Dios está siempre en acción y, a pesar de nuestro ir por caminos que no conducen a la vida, él no renuncia a su sueño de ver un día a todos sus hijos e hijas reunidos en una sola familia, donde no sea ya necesario poner etiquetas de religiones, ideologías, preferencias políticas, razas, culturas o colores. Cristo resucitado nos recuerda que para Dios el tiempo ha llegado, pero él no tiene prisa, siempre estará dispuesto a esperar nuestra llegada, esperando que, en este tiempo de la espera, no haya vidas sacrificadas por causa de nuestra incapacidad de razonar menos con la cabeza y más con el corazón.

La misión nos permite entender la resurrección como el milagro de la vida no se deja destruir por el egoísmo y la ambición sin límites, sino que se impone como alegría que brota del corazón divino que llevamos en la fragilidad de nuestro corazón humano.

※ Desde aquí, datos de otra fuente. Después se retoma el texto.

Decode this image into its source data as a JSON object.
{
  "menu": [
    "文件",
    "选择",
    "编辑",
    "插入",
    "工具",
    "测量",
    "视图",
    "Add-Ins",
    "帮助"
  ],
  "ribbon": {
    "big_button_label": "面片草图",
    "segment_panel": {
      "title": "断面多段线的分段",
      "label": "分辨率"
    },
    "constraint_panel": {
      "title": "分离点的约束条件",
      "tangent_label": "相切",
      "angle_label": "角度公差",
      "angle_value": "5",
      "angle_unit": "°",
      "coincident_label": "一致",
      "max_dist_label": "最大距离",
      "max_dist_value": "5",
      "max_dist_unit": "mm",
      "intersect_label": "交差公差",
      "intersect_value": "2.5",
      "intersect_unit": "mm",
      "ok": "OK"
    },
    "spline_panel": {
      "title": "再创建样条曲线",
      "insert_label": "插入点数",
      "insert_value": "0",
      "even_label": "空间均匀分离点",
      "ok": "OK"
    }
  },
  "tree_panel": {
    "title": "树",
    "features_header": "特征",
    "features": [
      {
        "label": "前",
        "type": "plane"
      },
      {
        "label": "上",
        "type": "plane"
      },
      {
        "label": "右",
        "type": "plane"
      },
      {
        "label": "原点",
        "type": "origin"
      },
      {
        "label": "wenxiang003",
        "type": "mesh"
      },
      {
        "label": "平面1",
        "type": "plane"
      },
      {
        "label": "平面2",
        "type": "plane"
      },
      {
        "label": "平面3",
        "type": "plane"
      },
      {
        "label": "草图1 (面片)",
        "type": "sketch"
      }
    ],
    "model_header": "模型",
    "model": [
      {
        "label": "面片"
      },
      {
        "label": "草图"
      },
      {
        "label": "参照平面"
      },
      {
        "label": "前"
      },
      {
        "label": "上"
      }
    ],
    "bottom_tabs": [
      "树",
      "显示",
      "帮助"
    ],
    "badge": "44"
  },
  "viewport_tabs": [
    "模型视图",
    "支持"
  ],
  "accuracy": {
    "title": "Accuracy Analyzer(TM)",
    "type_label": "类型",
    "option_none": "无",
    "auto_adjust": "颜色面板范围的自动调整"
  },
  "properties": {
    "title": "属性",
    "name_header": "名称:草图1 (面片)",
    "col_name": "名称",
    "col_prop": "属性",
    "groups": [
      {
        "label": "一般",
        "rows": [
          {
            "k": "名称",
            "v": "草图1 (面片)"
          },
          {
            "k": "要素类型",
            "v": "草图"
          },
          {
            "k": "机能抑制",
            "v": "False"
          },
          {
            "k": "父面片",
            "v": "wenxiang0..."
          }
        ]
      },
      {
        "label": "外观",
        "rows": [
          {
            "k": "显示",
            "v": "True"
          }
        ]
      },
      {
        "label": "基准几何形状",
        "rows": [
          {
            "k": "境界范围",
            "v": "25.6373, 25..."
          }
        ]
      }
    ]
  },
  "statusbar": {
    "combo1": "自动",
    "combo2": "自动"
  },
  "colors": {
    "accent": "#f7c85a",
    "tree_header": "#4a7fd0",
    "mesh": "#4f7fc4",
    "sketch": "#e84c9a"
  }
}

Por esto no hay misión verdadera que no implique muerte en nosotros; muerte no como sinónimo de destrucción sino que se transforma en oportunidad para renacer finalmente a la vida verdadera que sólo el Señor puede ofrecernos como don del Padre.

“Él llevó sobre la cruz nuestros pecados, cargándolos en su cuerpo, a fin de que, muertos al pecado, vivamos para la justicia. Gracias a sus llagas, ustedes fueron curados” (1Pe 2,24).

Feliz Pascua de Resurrección a todos.